Menempatkan kader Gerindra dalam struktur kabinet, kata Arief, merupakan bentuk keseriusan Gerindra membantu pemerintahan Presiden Joko Widodo (Jokowi) dalam menuntaskan visi misi pembangunan negara lima tahun ke depan. "Kita kan membantu negara diajak koalisi, lah ya kita minta dong menterinya dan beberapa kepala badan," kata dia.
Setidaknya, Gerindra, menurut dia, meminta untuk posisi menteri ekonomi, SDM, dan menteri pertanian kepada Presiden Joko Widodo (Jokowi). "Karena kita kan menyodorkan program (karena itu kita minta menteri), kita juga sodorkan program ketenagakerjaan dan iklim investasi," katanya.

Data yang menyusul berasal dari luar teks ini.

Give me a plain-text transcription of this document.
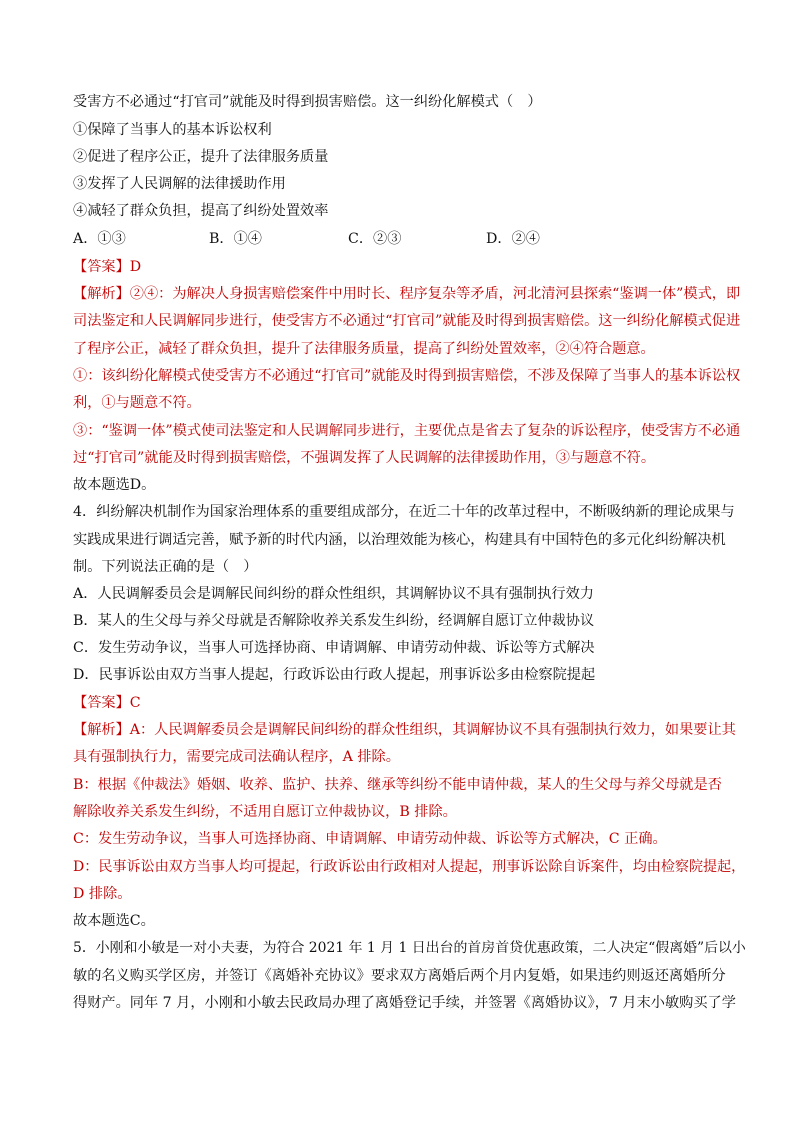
受害方不必通过“打官司”就能及时得到损害赔偿。这一纠纷化解模式（　）
①保障了当事人的基本诉讼权利
②促进了程序公正，提升了法律服务质量
③发挥了人民调解的法律援助作用
④减轻了群众负担，提高了纠纷处置效率
A．①③	B．①④	C．②③	D．②④
【答案】D
【解析】②④：为解决人身损害赔偿案件中用时长、程序复杂等矛盾，河北清河县探索“鉴调一体”模式，即
司法鉴定和人民调解同步进行，使受害方不必通过“打官司”就能及时得到损害赔偿。这一纠纷化解模式促进
了程序公正，减轻了群众负担，提升了法律服务质量，提高了纠纷处置效率，②④符合题意。
①：该纠纷化解模式使受害方不必通过“打官司”就能及时得到损害赔偿，不涉及保障了当事人的基本诉讼权
利，①与题意不符。
③：“鉴调一体”模式使司法鉴定和人民调解同步进行，主要优点是省去了复杂的诉讼程序，使受害方不必通
过“打官司”就能及时得到损害赔偿，不强调发挥了人民调解的法律援助作用，③与题意不符。
故本题选D。
4．纠纷解决机制作为国家治理体系的重要组成部分，在近二十年的改革过程中，不断吸纳新的理论成果与
实践成果进行调适完善，赋予新的时代内涵，以治理效能为核心，构建具有中国特色的多元化纠纷解决机
制。下列说法正确的是（　）
A．人民调解委员会是调解民间纠纷的群众性组织，其调解协议不具有强制执行效力
B．某人的生父母与养父母就是否解除收养关系发生纠纷，经调解自愿订立仲裁协议
C．发生劳动争议，当事人可选择协商、申请调解、申请劳动仲裁、诉讼等方式解决
D．民事诉讼由双方当事人提起，行政诉讼由行政人提起，刑事诉讼多由检察院提起
【答案】C
【解析】A：人民调解委员会是调解民间纠纷的群众性组织，其调解协议不具有强制执行效力，如果要让其
具有强制执行力，需要完成司法确认程序，A 排除。
B：根据《仲裁法》婚姻、收养、监护、扶养、继承等纠纷不能申请仲裁，某人的生父母与养父母就是否
解除收养关系发生纠纷，不适用自愿订立仲裁协议，B 排除。
C：发生劳动争议，当事人可选择协商、申请调解、申请劳动仲裁、诉讼等方式解决，C 正确。
D：民事诉讼由双方当事人均可提起，行政诉讼由行政相对人提起，刑事诉讼除自诉案件，均由检察院提起，
D 排除。
故本题选C。
5．小刚和小敏是一对小夫妻，为符合 2021 年 1 月 1 日出台的首房首贷优惠政策，二人决定“假离婚”后以小
敏的名义购买学区房，并签订《离婚补充协议》要求双方离婚后两个月内复婚，如果违约则返还离婚所分
得财产。同年 7 月，小刚和小敏去民政局办理了离婚登记手续，并签署《离婚协议》，7 月末小敏购买了学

Menurut Arief, percuma saja Gerindra berkoalisi kalau tidak bisa ikut serta mengurus negeri. Sementara, mereka telah ikut satu perahu dengan pemerintah Jokowi-Ma'ruf.
"Ya kalau ada apa-apa kita yang kena, kita berada dalam koalisi, buat apa koalisi kalau tidak dapat mengurus negeri secara langsung," ujarnya.
Dosen Ilmu Politik Universitas Paramadina Ahmad Khoirul Umam menyarankan sebaiknya partai politik Gerindra tetap teguh menjadi oposisi. Keputusan itu lebih baik daripada bergabung dengan pemerintahan dan meminta jatah menteri.
"Belakangan Gerindra berusaha memasukkan kadernya jadi menteri, hal itu memunculkan pertanyaan publik mengenai etika politik parpol itu," kata Dosen Ilmu Politik Universitas Paramadina Ahmad Khoirul Umam di Jakarta, Kamis (10/10).